Could there be a way to enable these small animals to cross barriers while reducing the risk of predation? The idea was to design a system that could be incorporated into existing wildlife crossings. A tube that the animal could use to cross while feeling safe, or at least take shelter in the event of imminent danger. This was the subject Yves Handrich’s team worked on within the LIFE Alister project (M. Tissier, J. Jumeau & Y. Handrich, CNRS-DREA, Life ALISTER, 2013-2017). The tube’s diameter was a suitable size for European Hamster crossings, with lateral openings to enable these prey animals to enter the tube at any moment during the crossing.

Tube anti-prédation

A system tested in a laboratory and in an enclosure in a nature site

The A.P.T. (Anti-Predation Tube) was tested in laboratory conditions, both with and without confrontation with a live predator (mobile or immobile). It was also tested in a wildlife crossing where both ends were fenced in. The European Hamsters lived there in comparatively wild conditions. As these animals quickly return to their behaviour in the wild, this situation means they can be observed in a near-natural environment, such as it would be if they were in the wild.

test PAF

Cameras and camera traps in the tunnel meant researchers could study the animals’ behaviour while they were crossing the tunnel, as well as in the presence of a predator; the predator used was a house marten, in a cage of course.


What are the results of these tests today?

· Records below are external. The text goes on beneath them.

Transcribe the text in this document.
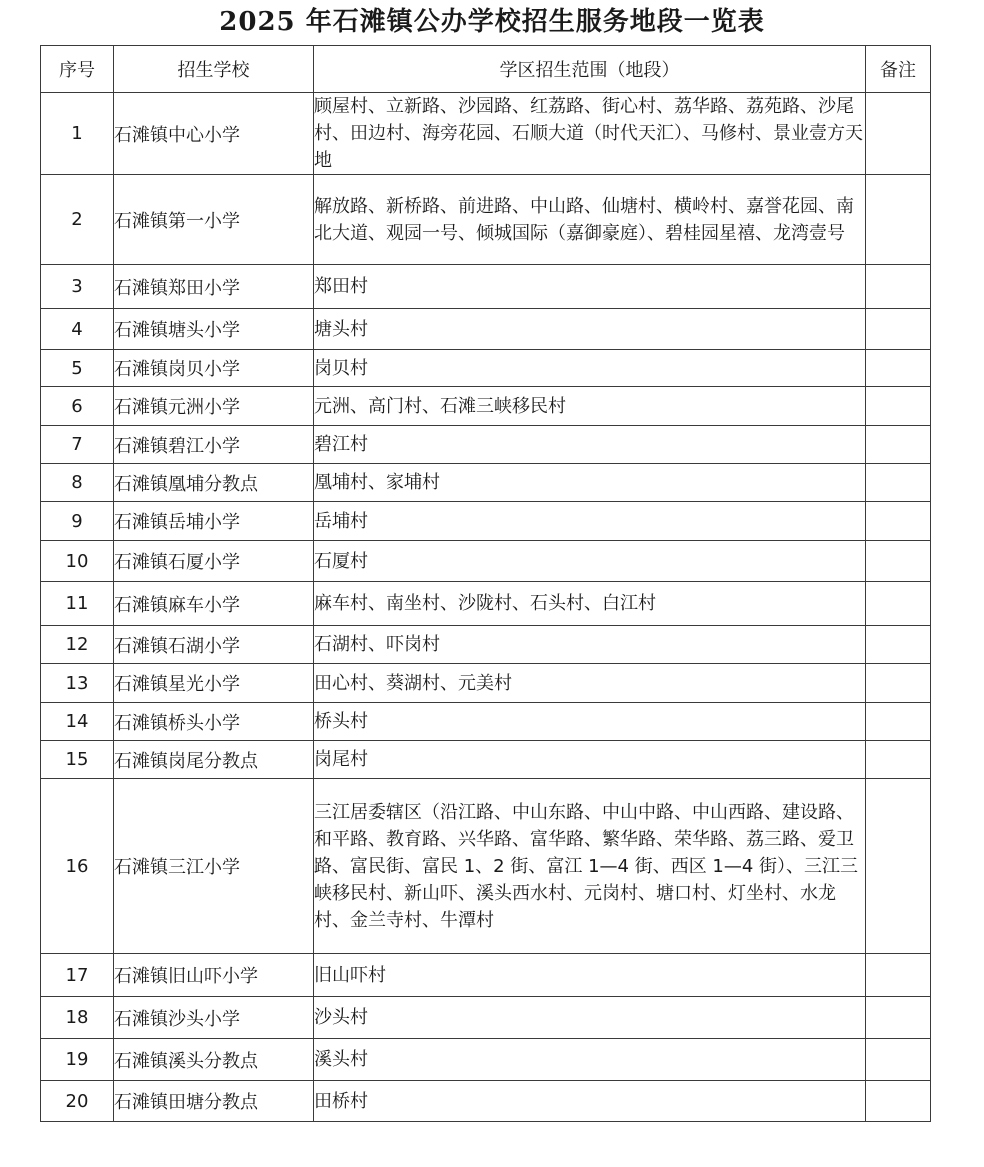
2025 年石滩镇公办学校招生服务地段一览表
序号	招生学校	学区招生范围（地段）	备注
1	石滩镇中心小学	顾屋村、立新路、沙园路、红荔路、街心村、荔华路、荔苑路、沙尾村、田边村、海旁花园、石顺大道（时代天汇）、马修村、景业壹方天地	
2	石滩镇第一小学	解放路、新桥路、前进路、中山路、仙塘村、横岭村、嘉誉花园、南北大道、观园一号、倾城国际（嘉御豪庭）、碧桂园星禧、龙湾壹号	
3	石滩镇郑田小学	郑田村	
4	石滩镇塘头小学	塘头村	
5	石滩镇岗贝小学	岗贝村	
6	石滩镇元洲小学	元洲、高门村、石滩三峡移民村	
7	石滩镇碧江小学	碧江村	
8	石滩镇凰埔分教点	凰埔村、家埔村	
9	石滩镇岳埔小学	岳埔村	
10	石滩镇石厦小学	石厦村	
11	石滩镇麻车小学	麻车村、南坐村、沙陇村、石头村、白江村	
12	石滩镇石湖小学	石湖村、吓岗村	
13	石滩镇星光小学	田心村、葵湖村、元美村	
14	石滩镇桥头小学	桥头村	
15	石滩镇岗尾分教点	岗尾村	
16	石滩镇三江小学	三江居委辖区（沿江路、中山东路、中山中路、中山西路、建设路、和平路、教育路、兴华路、富华路、繁华路、荣华路、荔三路、爱卫路、富民街、富民 1、2 街、富江 1—4 街、西区 1—4 街）、三江三峡移民村、新山吓、溪头西水村、元岗村、塘口村、灯坐村、水龙村、金兰寺村、牛潭村	
17	石滩镇旧山吓小学	旧山吓村	
18	石滩镇沙头小学	沙头村	
19	石滩镇溪头分教点	溪头村	
20	石滩镇田塘分教点	田桥村	
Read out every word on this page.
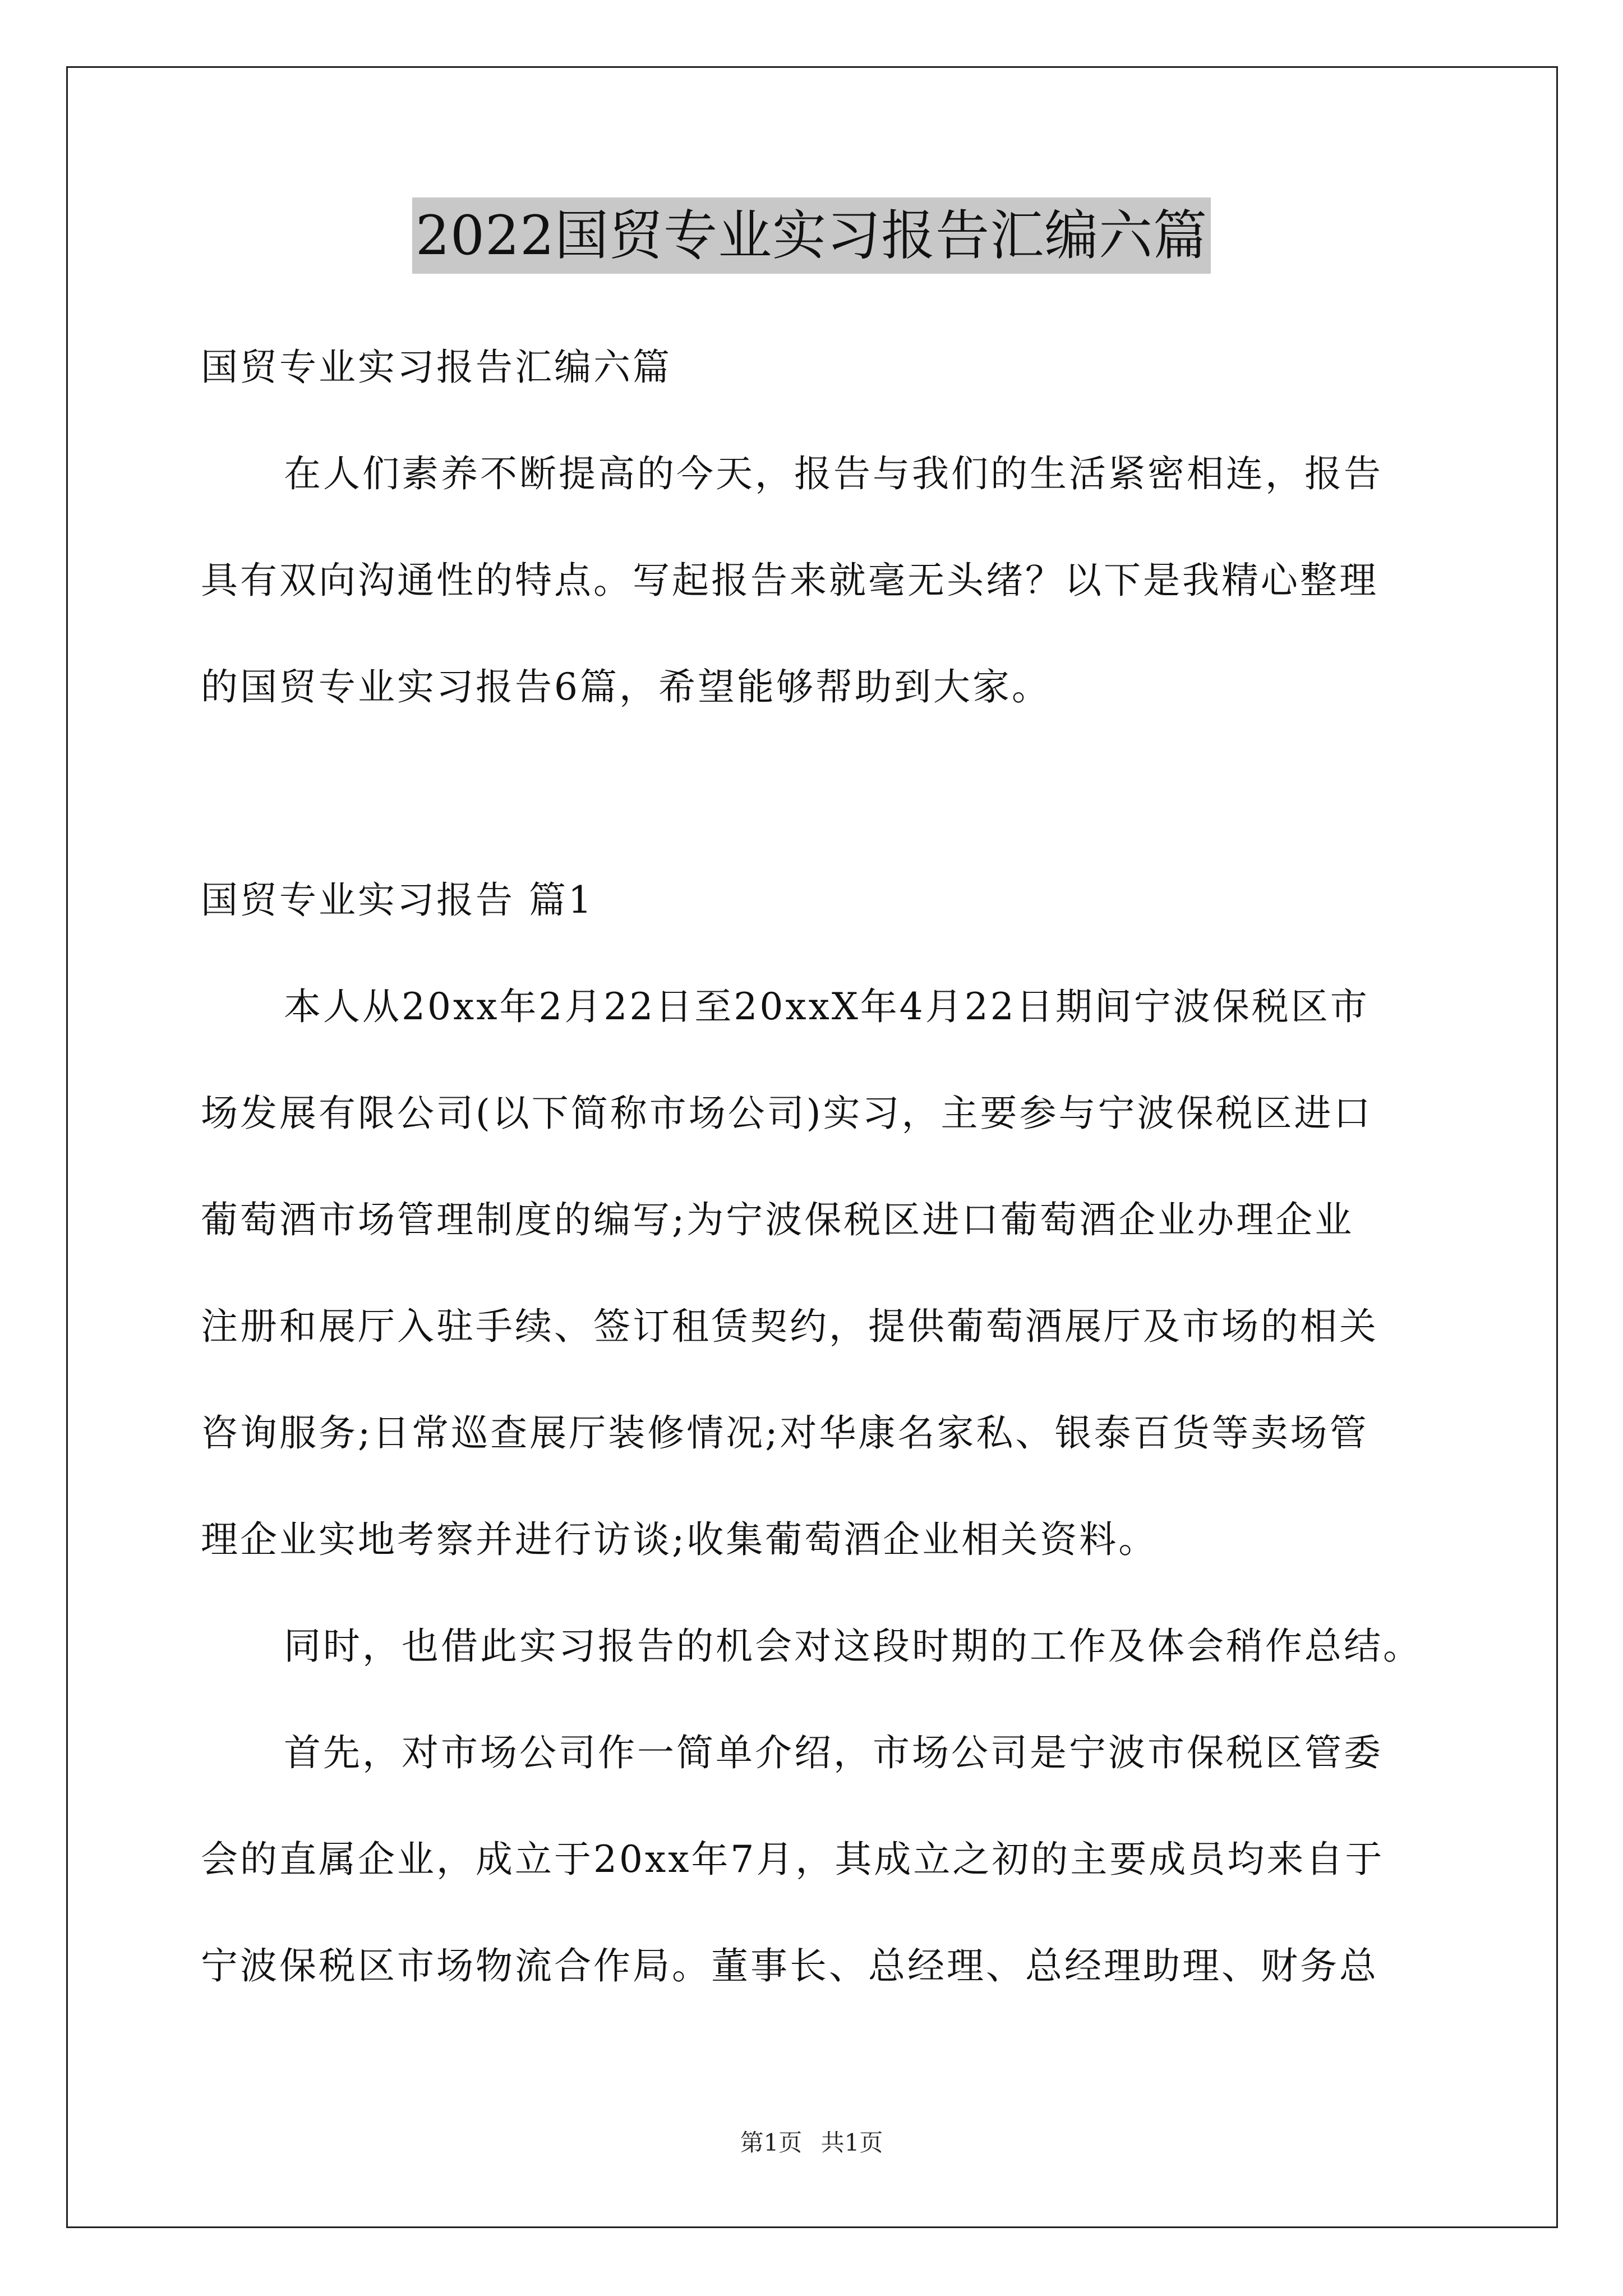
2022国贸专业实习报告汇编六篇
国贸专业实习报告汇编六篇
在人们素养不断提高的今天，报告与我们的生活紧密相连，报告
具有双向沟通性的特点。写起报告来就毫无头绪？以下是我精心整理
的国贸专业实习报告6篇，希望能够帮助到大家。
国贸专业实习报告 篇1
本人从20xx年2月22日至20xxX年4月22日期间宁波保税区市
场发展有限公司(以下简称市场公司)实习，主要参与宁波保税区进口
葡萄酒市场管理制度的编写;为宁波保税区进口葡萄酒企业办理企业
注册和展厅入驻手续、签订租赁契约，提供葡萄酒展厅及市场的相关
咨询服务;日常巡查展厅装修情况;对华康名家私、银泰百货等卖场管
理企业实地考察并进行访谈;收集葡萄酒企业相关资料。
同时，也借此实习报告的机会对这段时期的工作及体会稍作总结。
首先，对市场公司作一简单介绍，市场公司是宁波市保税区管委
会的直属企业，成立于20xx年7月，其成立之初的主要成员均来自于
宁波保税区市场物流合作局。董事长、总经理、总经理助理、财务总
第1页 共1页
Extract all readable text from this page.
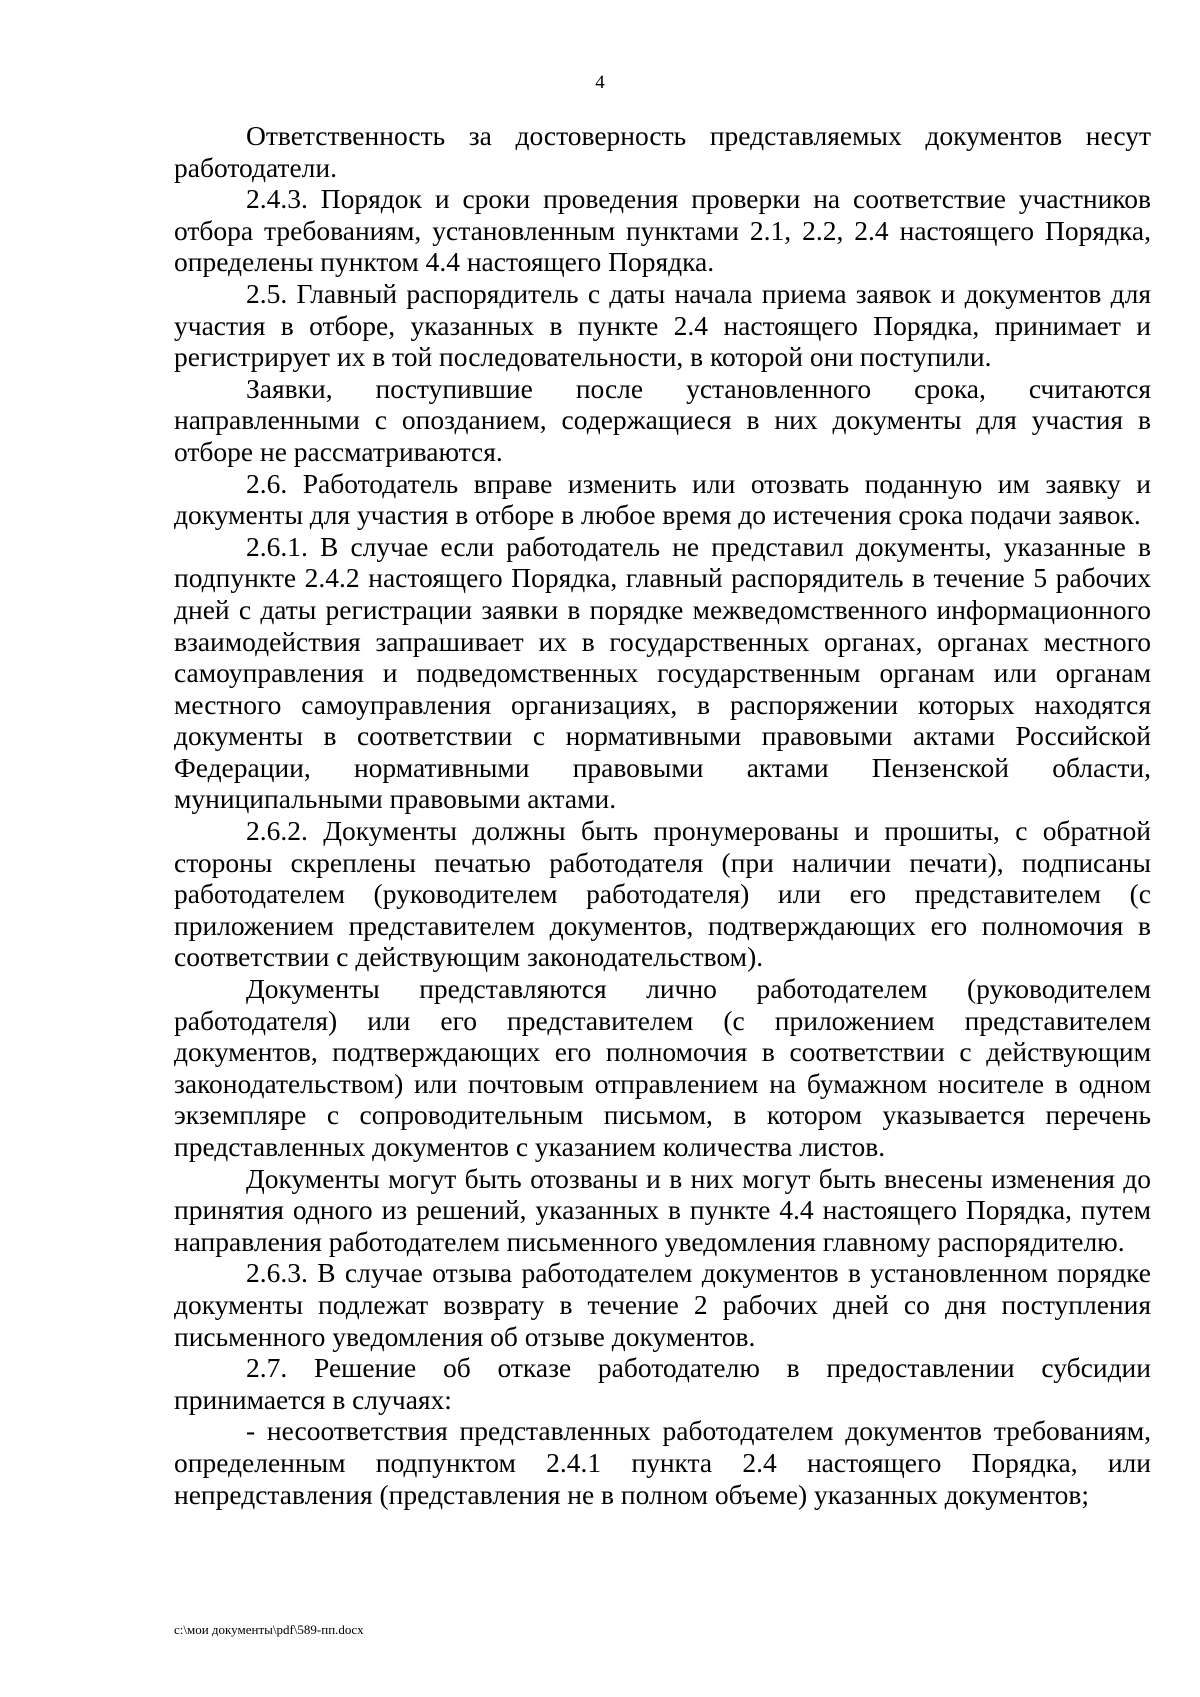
4

Ответственность за достоверность представляемых документов несут работодатели.

2.4.3. Порядок и сроки проведения проверки на соответствие участников отбора требованиям, установленным пунктами 2.1, 2.2, 2.4 настоящего Порядка, определены пунктом 4.4 настоящего Порядка.

2.5. Главный распорядитель с даты начала приема заявок и документов для участия в отборе, указанных в пункте 2.4 настоящего Порядка, принимает и регистрирует их в той последовательности, в которой они поступили.

Заявки, поступившие после установленного срока, считаются направленными с опозданием, содержащиеся в них документы для участия в отборе не рассматриваются.

2.6. Работодатель вправе изменить или отозвать поданную им заявку и документы для участия в отборе в любое время до истечения срока подачи заявок.

2.6.1. В случае если работодатель не представил документы, указанные в подпункте 2.4.2 настоящего Порядка, главный распорядитель в течение 5 рабочих дней с даты регистрации заявки в порядке межведомственного информационного взаимодействия запрашивает их в государственных органах, органах местного самоуправления и подведомственных государственным органам или органам местного самоуправления организациях, в распоряжении которых находятся документы в соответствии с нормативными правовыми актами Российской Федерации, нормативными правовыми актами Пензенской области, муниципальными правовыми актами.

2.6.2. Документы должны быть пронумерованы и прошиты, с обратной стороны скреплены печатью работодателя (при наличии печати), подписаны работодателем (руководителем работодателя) или его представителем (с приложением представителем документов, подтверждающих его полномочия в соответствии с действующим законодательством).

Документы представляются лично работодателем (руководителем работодателя) или его представителем (с приложением представителем документов, подтверждающих его полномочия в соответствии с действующим законодательством) или почтовым отправлением на бумажном носителе в одном экземпляре с сопроводительным письмом, в котором указывается перечень представленных документов с указанием количества листов.

Документы могут быть отозваны и в них могут быть внесены изменения до принятия одного из решений, указанных в пункте 4.4 настоящего Порядка, путем направления работодателем письменного уведомления главному распорядителю.

2.6.3. В случае отзыва работодателем документов в установленном порядке документы подлежат возврату в течение 2 рабочих дней со дня поступления письменного уведомления об отзыве документов.

2.7. Решение об отказе работодателю в предоставлении субсидии принимается в случаях:

- несоответствия представленных работодателем документов требованиям, определенным подпунктом 2.4.1 пункта 2.4 настоящего Порядка, или непредставления (представления не в полном объеме) указанных документов;

c:\мои документы\pdf\589-пп.docx
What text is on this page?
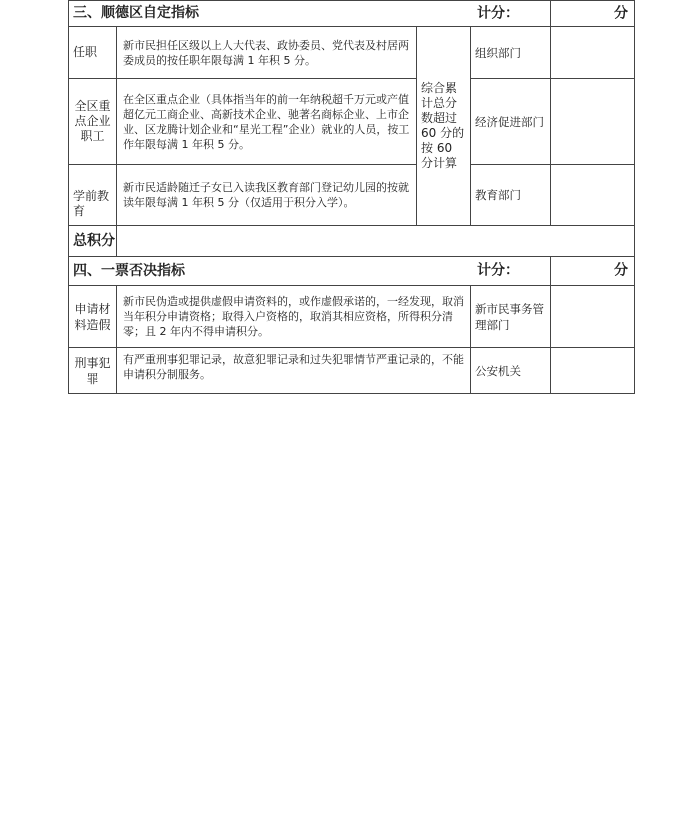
三、顺德区自定指标				计分： 分

任职	新市民担任区级以上人大代表、政协委员、党代表及村居两委成员的按任职年限每满 1 年积 5 分。	综合累计总分数超过 60 分的按 60 分计算	组织部门	
全区重点企业职工	在全区重点企业（具体指当年的前一年纳税超千万元或产值超亿元工商企业、高新技术企业、驰著名商标企业、上市企业、区龙腾计划企业和“星光工程”企业）就业的人员，按工作年限每满 1 年积 5 分。		经济促进部门	
学前教育	新市民适龄随迁子女已入读我区教育部门登记幼儿园的按就读年限每满 1 年积 5 分（仅适用于积分入学）。		教育部门	
总积分				
四、一票否决指标				计分： 分

申请材料造假	新市民伪造或提供虚假申请资料的，或作虚假承诺的，一经发现，取消当年积分申请资格；取得入户资格的，取消其相应资格，所得积分清零；且 2 年内不得申请积分。		新市民事务管理部门	
刑事犯罪	有严重刑事犯罪记录，故意犯罪记录和过失犯罪情节严重记录的，不能申请积分制服务。		公安机关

  • For European Hamsters:

    • Adding an APT in the Hamsterducts does not significantly speed up the crossing time

    • In the presence of a predator, males use the APT more frequently, there is not a significant change for females

    • Improved responses for individuals who were ‘acclimatised with a nature course’ (results not yet published)

    For similar small animals

    • Significant increase in crossings where there is an APT, but only in large-scale crossings

    • Small mammals use the APT freely, but stoats and weasels also use it

    These overall results are sufficiently conclusive for the CNRS (French National Centre for Scientific Research) to publish recommendations:

    • APT, which are inexpensive and easy to maintain, should be installed in all wildlife crossings for hamsters and in agricultural underpasses

    • Tests should be continued on a wider range of animals before widespread installation in all types of crossings for small animals

The question of the future installation of APTs inside wildlife crossings in areas where hamsters are present will be put to the DREAL Route (Regional Department for the Environment, Planning and Accommodation) during the next NPA (National Plan of Action) in favour of the European Hamster.